Our group arrived and Erik led us over to a spot where I, for one, had a magnificent view over the city where, as he gave us some excellent information, clouds drifted across the ruins and Wayna Picchu, creating a very mystical effect. I always thought that I would never visit Machu Picchu because too many people would have spoilt it. Words cannot describe how superb it was though and this was the best time of the entire day.

Admiring the view!
Admiring the view!

Erik gave us a 4 hour tour of the ruins. During this time, more and more people arrived until we were almost fighting our way along the paths. The tour guides, though, appeared very professional and waited for each other to finish before moving into a particular spot to give their explanations. It is a huge site with much to see and Erik is extremely knowledgeable about the history and customs of the Incas.

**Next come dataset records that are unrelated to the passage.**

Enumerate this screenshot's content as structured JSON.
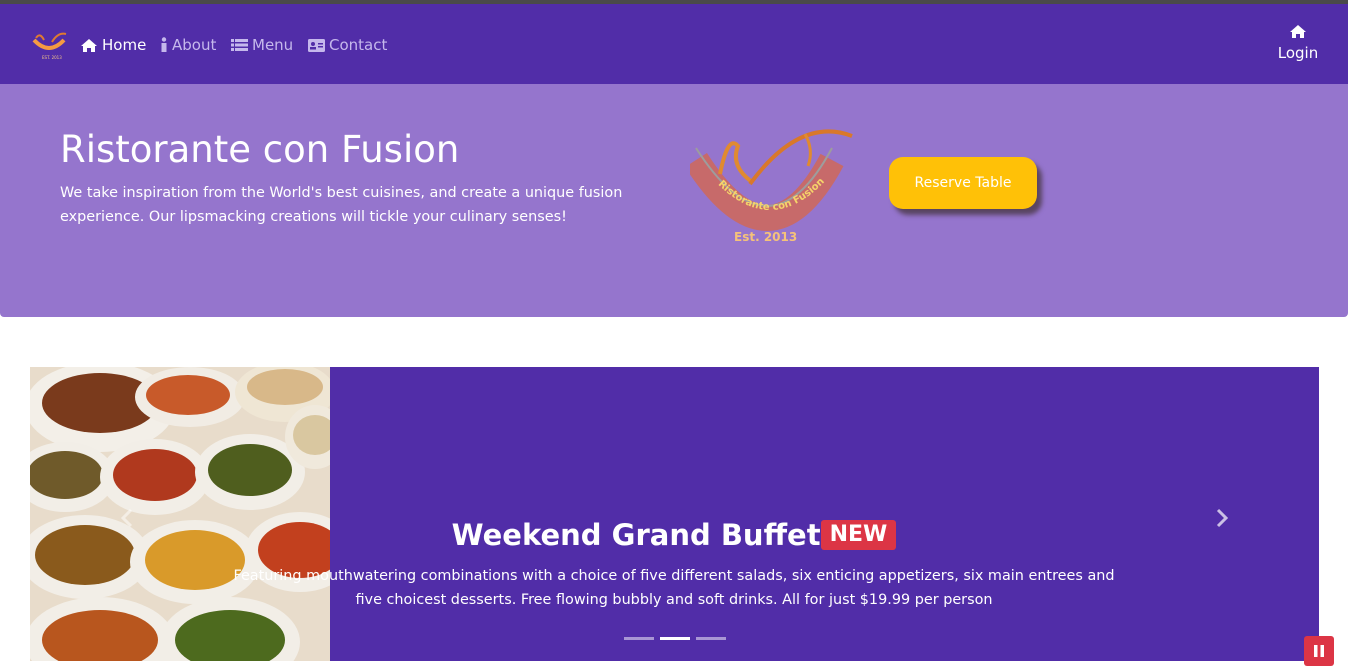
{
  "nav": {
    "items": [
      {
        "label": "Home",
        "icon": "home-icon",
        "active": true
      },
      {
        "label": "About",
        "icon": "info-icon",
        "active": false
      },
      {
        "label": "Menu",
        "icon": "list-icon",
        "active": false
      },
      {
        "label": "Contact",
        "icon": "address-card-icon",
        "active": false
      }
    ],
    "login_label": "Login",
    "login_icon": "home-icon"
  },
  "hero": {
    "title": "Ristorante con Fusion",
    "description": "We take inspiration from the World's best cuisines, and create a unique fusion experience. Our lipsmacking creations will tickle your culinary senses!",
    "logo_text": "Ristorante con Fusion",
    "logo_est": "Est. 2013",
    "reserve_label": "Reserve Table"
  },
  "carousel": {
    "slide_title": "Weekend Grand Buffet",
    "badge": "NEW",
    "slide_text": "Featuring mouthwatering combinations with a choice of five different salads, six enticing appetizers, six main entrees and five choicest desserts. Free flowing bubbly and soft drinks. All for just $19.99 per person",
    "indicator_count": 3,
    "active_indicator": 1
  },
  "colors": {
    "navbar": "#512da8",
    "jumbotron": "#9575cd",
    "reserve_button": "#ffc107",
    "badge": "#dc3545",
    "carousel_bg": "#512da8"
  }
}
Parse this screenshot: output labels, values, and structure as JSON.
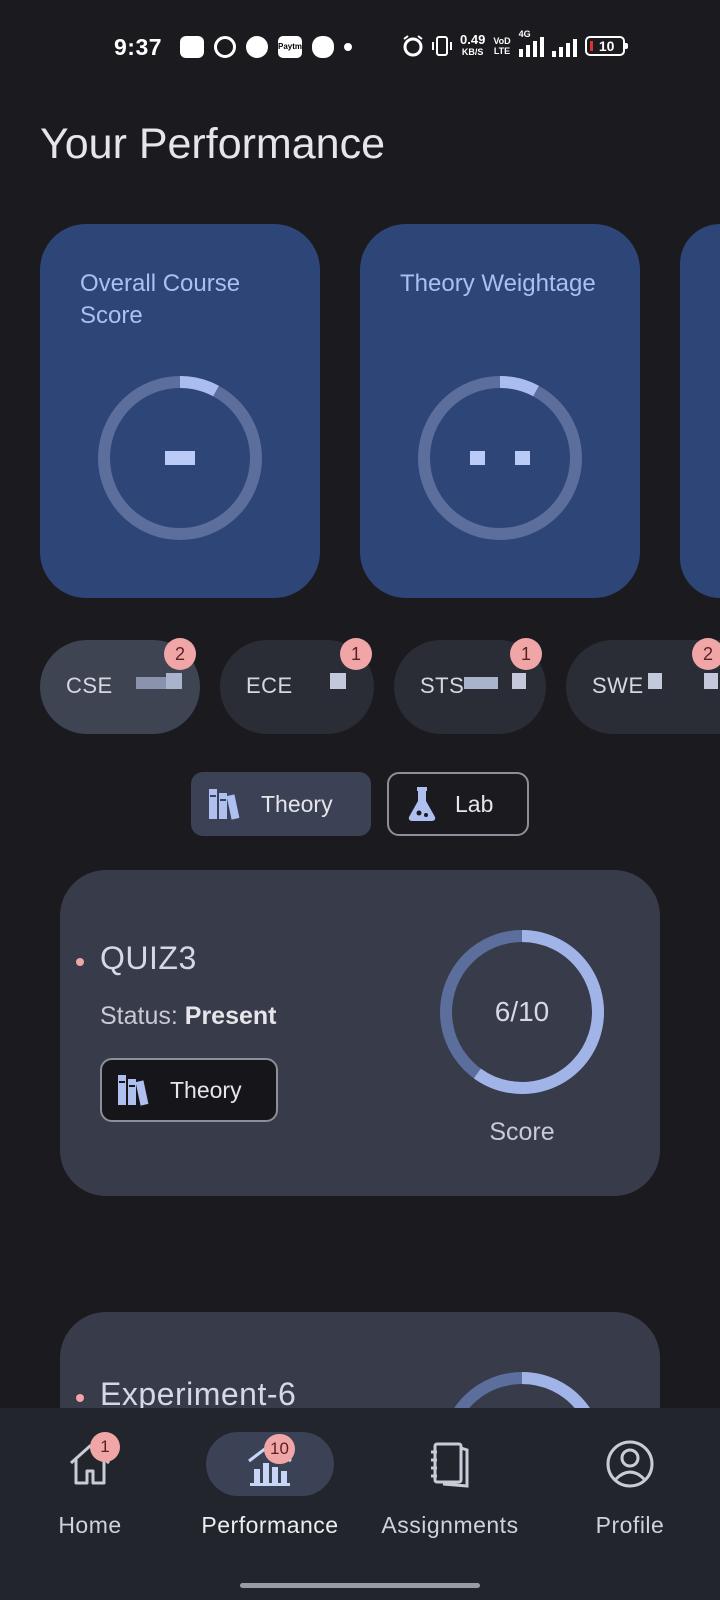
{
  "status_bar": {
    "time": "9:37",
    "paytm": "Paytm",
    "speed_value": "0.49",
    "speed_unit": "KB/S",
    "volte_top": "VoD",
    "volte_bottom": "LTE",
    "network": "4G",
    "battery": "10"
  },
  "page": {
    "title": "Your Performance"
  },
  "metrics": [
    {
      "label": "Overall Course Score",
      "value_icon": "redacted-dash",
      "ring_progress": 0.08
    },
    {
      "label": "Theory Weightage",
      "value_icon": "redacted-dots",
      "ring_progress": 0.08
    }
  ],
  "subject_chips": [
    {
      "label": "CSE",
      "badge": "2",
      "selected": true
    },
    {
      "label": "ECE",
      "badge": "1",
      "selected": false
    },
    {
      "label": "STS",
      "badge": "1",
      "selected": false
    },
    {
      "label": "SWE",
      "badge": "2",
      "selected": false
    }
  ],
  "mode_toggle": {
    "theory": "Theory",
    "lab": "Lab",
    "selected": "Theory"
  },
  "records": [
    {
      "title": "QUIZ3",
      "status_label": "Status:",
      "status_value": "Present",
      "tag": "Theory",
      "score": "6/10",
      "score_fraction": 0.6,
      "score_label": "Score"
    },
    {
      "title": "Experiment-6",
      "score_fraction": 0.6
    }
  ],
  "bottom_nav": [
    {
      "label": "Home",
      "icon": "home-icon",
      "badge": "1"
    },
    {
      "label": "Performance",
      "icon": "chart-icon",
      "badge": "10",
      "active": true
    },
    {
      "label": "Assignments",
      "icon": "notebook-icon"
    },
    {
      "label": "Profile",
      "icon": "person-icon"
    }
  ],
  "colors": {
    "background": "#1b1b1f",
    "metric_card": "#2e4577",
    "accent": "#a9bdf0",
    "badge": "#f0a6a6",
    "record_card": "#383b4a"
  }
}
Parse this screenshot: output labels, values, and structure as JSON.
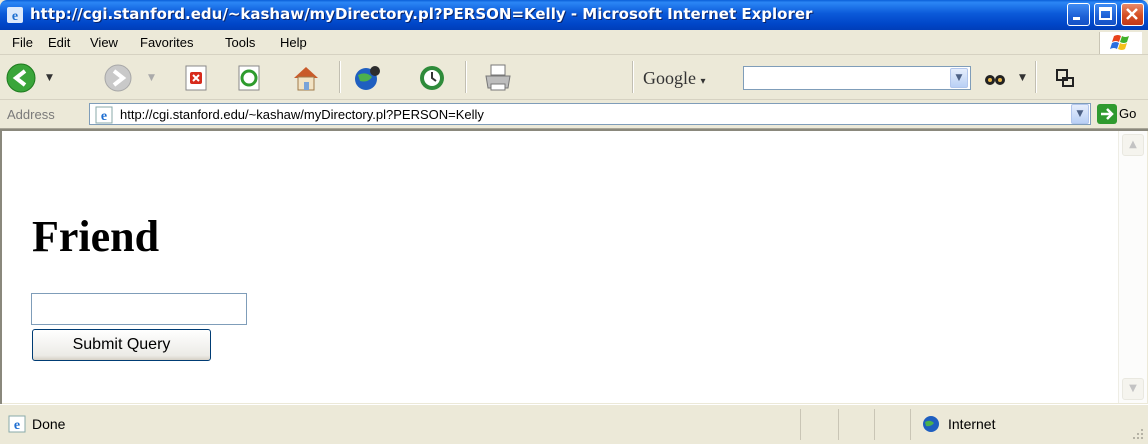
{
  "window": {
    "title": "http://cgi.stanford.edu/~kashaw/myDirectory.pl?PERSON=Kelly - Microsoft Internet Explorer"
  },
  "menu": [
    "File",
    "Edit",
    "View",
    "Favorites",
    "Tools",
    "Help"
  ],
  "toolbar": {
    "search_provider": "Google",
    "search_value": ""
  },
  "address": {
    "label": "Address",
    "url": "http://cgi.stanford.edu/~kashaw/myDirectory.pl?PERSON=Kelly",
    "go_label": "Go"
  },
  "page": {
    "heading": "Friend",
    "input_value": "",
    "submit_label": "Submit Query"
  },
  "status": {
    "text": "Done",
    "zone": "Internet"
  },
  "colors": {
    "titlebar": "#0b5ad9",
    "chrome": "#ece9d8"
  }
}
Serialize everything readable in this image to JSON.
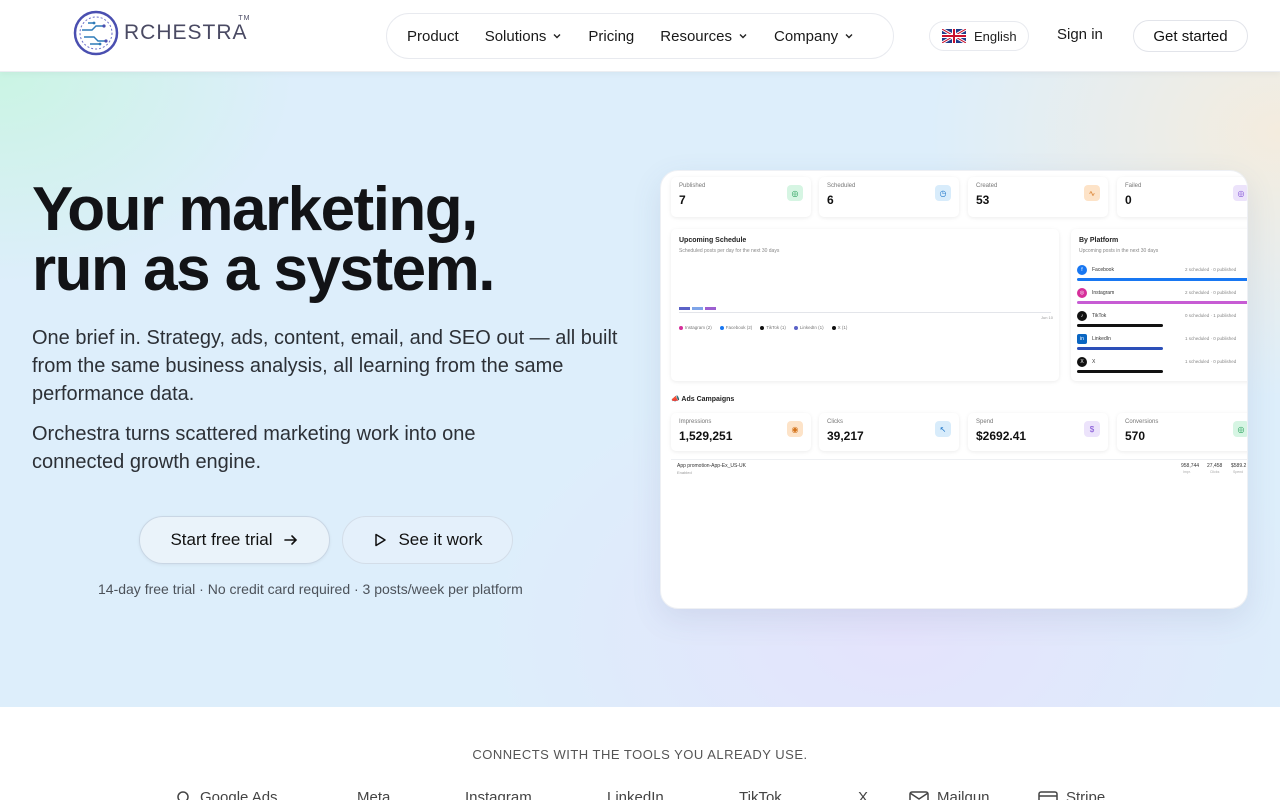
{
  "nav": {
    "logo_text": "RCHESTRA",
    "logo_tm": "TM",
    "menu": [
      {
        "label": "Product",
        "has_dropdown": false
      },
      {
        "label": "Solutions",
        "has_dropdown": true
      },
      {
        "label": "Pricing",
        "has_dropdown": false
      },
      {
        "label": "Resources",
        "has_dropdown": true
      },
      {
        "label": "Company",
        "has_dropdown": true
      }
    ],
    "language": "English",
    "signin": "Sign in",
    "cta": "Get started"
  },
  "hero": {
    "headline_line1": "Your marketing,",
    "headline_line2": "run as a system.",
    "sub1": "One brief in. Strategy, ads, content, email, and SEO out — all built from the same business analysis, all learning from the same performance data.",
    "sub2": "Orchestra turns scattered marketing work into one connected growth engine.",
    "primary_cta": "Start free trial",
    "secondary_cta": "See it work",
    "fineprint": "14-day free trial · No credit card required · 3 posts/week per platform"
  },
  "dashboard": {
    "stats": [
      {
        "label": "Published",
        "value": "7",
        "color": "#d6f5e3"
      },
      {
        "label": "Scheduled",
        "value": "6",
        "color": "#d8ecfb"
      },
      {
        "label": "Created",
        "value": "53",
        "color": "#fde3c8"
      },
      {
        "label": "Failed",
        "value": "0",
        "color": "#ece3fb"
      }
    ],
    "schedule": {
      "title": "Upcoming Schedule",
      "subtitle": "Scheduled posts per day for the next 30 days",
      "legend": [
        "Instagram (2)",
        "Facebook (2)",
        "TikTok (1)",
        "LinkedIn (1)",
        "X (1)"
      ],
      "date_label": "Jun 10"
    },
    "by_platform": {
      "title": "By Platform",
      "subtitle": "Upcoming posts in the next 30 days",
      "items": [
        {
          "name": "Facebook",
          "status": "2 scheduled · 0 published",
          "color": "#1877f2"
        },
        {
          "name": "Instagram",
          "status": "2 scheduled · 0 published",
          "color": "#d62f9a"
        },
        {
          "name": "TikTok",
          "status": "0 scheduled · 1 published",
          "color": "#111111"
        },
        {
          "name": "LinkedIn",
          "status": "1 scheduled · 0 published",
          "color": "#0a66c2"
        },
        {
          "name": "X",
          "status": "1 scheduled · 0 published",
          "color": "#111111"
        }
      ]
    },
    "ads": {
      "title": "Ads Campaigns",
      "stats": [
        {
          "label": "Impressions",
          "value": "1,529,251",
          "color": "#fde3c8"
        },
        {
          "label": "Clicks",
          "value": "39,217",
          "color": "#d8ecfb"
        },
        {
          "label": "Spend",
          "value": "$2692.41",
          "color": "#ece3fb"
        },
        {
          "label": "Conversions",
          "value": "570",
          "color": "#d6f5e3"
        }
      ],
      "campaign_name": "App promotion-App-Ex_US-UK",
      "campaign_status": "Enabled",
      "campaign_metrics": [
        "958,744",
        "27,458",
        "$589.2"
      ],
      "campaign_metric_labels": [
        "Impr.",
        "Clicks",
        "Spend"
      ]
    }
  },
  "connects": {
    "title": "CONNECTS WITH THE TOOLS YOU ALREADY USE.",
    "tools": [
      "Google Ads",
      "Meta",
      "Instagram",
      "LinkedIn",
      "TikTok",
      "X",
      "Mailgun",
      "Stripe"
    ]
  }
}
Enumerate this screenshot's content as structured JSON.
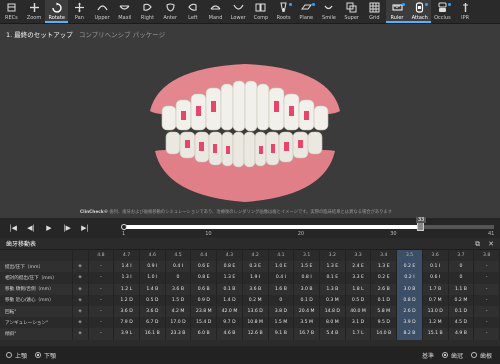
{
  "toolbar": {
    "items": [
      {
        "label": "RECs",
        "icon": "recs-icon",
        "active": false
      },
      {
        "label": "Zoom",
        "icon": "plus-icon",
        "active": false
      },
      {
        "label": "Rotate",
        "icon": "rotate-icon",
        "active": true
      },
      {
        "label": "Pan",
        "icon": "pan-icon",
        "active": false
      },
      {
        "label": "Upper",
        "icon": "upper-arch-icon",
        "active": false
      },
      {
        "label": "Maxil",
        "icon": "maxillary-icon",
        "active": false
      },
      {
        "label": "Right",
        "icon": "right-view-icon",
        "active": false
      },
      {
        "label": "Anter",
        "icon": "anterior-view-icon",
        "active": false
      },
      {
        "label": "Left",
        "icon": "left-view-icon",
        "active": false
      },
      {
        "label": "Mand",
        "icon": "mandibular-icon",
        "active": false
      },
      {
        "label": "Lower",
        "icon": "lower-arch-icon",
        "active": false
      },
      {
        "label": "Comp",
        "icon": "compare-icon",
        "active": false
      },
      {
        "label": "Roots",
        "icon": "roots-icon",
        "active": false
      },
      {
        "label": "Plane",
        "icon": "plane-icon",
        "active": false
      },
      {
        "label": "Smile",
        "icon": "smile-icon",
        "active": false
      },
      {
        "label": "Super",
        "icon": "superimpose-icon",
        "active": false
      },
      {
        "label": "Grid",
        "icon": "grid-icon",
        "active": false
      },
      {
        "label": "Ruler",
        "icon": "ruler-icon",
        "active": true
      },
      {
        "label": "Attach",
        "icon": "attach-icon",
        "active": true
      },
      {
        "label": "Occlus",
        "icon": "occlusion-icon",
        "active": false
      },
      {
        "label": "IPR",
        "icon": "ipr-icon",
        "active": false
      }
    ]
  },
  "header": {
    "title": "1. 最終のセットアップ",
    "subtitle": "コンプリヘンシブ パッケージ"
  },
  "disclaimer": {
    "brand": "ClinCheck®",
    "text": " 歯列、歯牙および歯根移動のシミュレーションであり、治療後のレンダリング画像は歯とイメージです。実際の臨床結果とは異なる場合があります"
  },
  "playback": {
    "current_stage": "33",
    "total_stage": 41,
    "ticks": [
      "1",
      "10",
      "20",
      "30",
      "41"
    ]
  },
  "panel": {
    "title": "歯牙移動表",
    "columns": [
      "4.8",
      "4.7",
      "4.6",
      "4.5",
      "4.4",
      "4.3",
      "4.2",
      "4.1",
      "3.1",
      "3.2",
      "3.3",
      "3.4",
      "3.5",
      "3.6",
      "3.7",
      "3.8"
    ],
    "selected_column": "3.5",
    "rows": [
      {
        "label": "挺出/圧下（mm）",
        "icon": "extrusion-icon",
        "values": [
          "-",
          "1.4 I",
          "0.9 I",
          "0.4 I",
          "0.6 E",
          "0.8 E",
          "0.3 E",
          "1.0 E",
          "1.5 E",
          "1.3 E",
          "2.4 E",
          "1.3 E",
          "0.2 E",
          "0.1 I",
          "0",
          "-"
        ]
      },
      {
        "label": "相対的挺出/圧下（mm）",
        "icon": "relative-extrusion-icon",
        "values": [
          "-",
          "1.3 I",
          "1.0 I",
          "0",
          "0.8 E",
          "1.3 E",
          "1.9 I",
          "0.4 I",
          "0.8 I",
          "0.1 E",
          "3.3 E",
          "0.2 E",
          "0.2 I",
          "0.6 I",
          "0",
          "-"
        ]
      },
      {
        "label": "移動 頬側/舌側（mm）",
        "icon": "buccal-lingual-icon",
        "values": [
          "-",
          "1.2 L",
          "1.4 B",
          "3.6 B",
          "0.6 B",
          "0.1 B",
          "3.6 B",
          "1.6 B",
          "3.0 B",
          "1.3 B",
          "1.8 L",
          "2.6 B",
          "3.0 B",
          "1.7 B",
          "1.1 B",
          "-"
        ]
      },
      {
        "label": "移動 近心/遠心（mm）",
        "icon": "mesial-distal-icon",
        "values": [
          "-",
          "1.2 D",
          "0.5 D",
          "1.5 D",
          "0.9 D",
          "1.4 D",
          "0.2 M",
          "0",
          "0.1 D",
          "0.3 M",
          "0.5 D",
          "0.1 D",
          "0.8 D",
          "0.7 M",
          "0.2 M",
          "-"
        ]
      },
      {
        "label": "回転°",
        "icon": "rotation-icon",
        "values": [
          "-",
          "3.6 D",
          "3.6 D",
          "4.2 M",
          "23.8 M",
          "42.0 M",
          "13.6 D",
          "3.8 D",
          "20.4 M",
          "14.8 D",
          "40.0 M",
          "5.8 M",
          "2.6 D",
          "13.0 D",
          "0.1 D",
          "-"
        ]
      },
      {
        "label": "アンギュレーション°",
        "icon": "angulation-icon",
        "values": [
          "-",
          "7.9 D",
          "6.7 D",
          "17.0 D",
          "15.4 D",
          "9.7 D",
          "10.8 M",
          "1.5 M",
          "3.5 M",
          "8.0 M",
          "3.1 D",
          "9.5 D",
          "3.9 D",
          "1.2 M",
          "4.5 D",
          "-"
        ]
      },
      {
        "label": "傾斜°",
        "icon": "inclination-icon",
        "values": [
          "-",
          "3.9 L",
          "16.1 B",
          "23.3 B",
          "6.0 B",
          "4.6 B",
          "12.6 B",
          "9.1 B",
          "16.7 B",
          "5.4 B",
          "1.7 L",
          "14.0 B",
          "8.2 B",
          "15.1 B",
          "4.9 B",
          "-"
        ]
      }
    ]
  },
  "footer": {
    "arch_options": [
      {
        "label": "上顎",
        "selected": false
      },
      {
        "label": "下顎",
        "selected": true
      }
    ],
    "reference_label": "基準",
    "reference_options": [
      {
        "label": "歯冠",
        "selected": true
      },
      {
        "label": "歯根",
        "selected": false
      }
    ]
  },
  "colors": {
    "accent": "#2ea3ff",
    "attachment": "#e8456a",
    "gingiva": "#e8828a"
  }
}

Afterwards, some people had tickets to climb Wayna Picchu (the famous mountain alongside Machu Picchu) and the rest of us had tickets to go up Machu Picchu mountain, which is much higher with steps all the way. Only 200 tickets are issued for Wayna Picchu each day and they tend to sell out very quickly. However, having seen the track from a distance, I don’t know how anyone can go up there. Of the 7 people who had tickets in our group, only 3 went. They all said it was the most scary thing they have done in their lives. The track is on a ridge with a sheer drop and is extremely steep. People are ascending and descending on the same path, which is very narrow. Ben went to the top and wished he hadn’t, Rebecca froze and couldn’t move without Mark encouraging her to come down. Other people were descending on their hands and knees. Why would anyone want to do that? Having said that, it is unbelievable that the Incas went up there and actually built terraces on the side of the mountain.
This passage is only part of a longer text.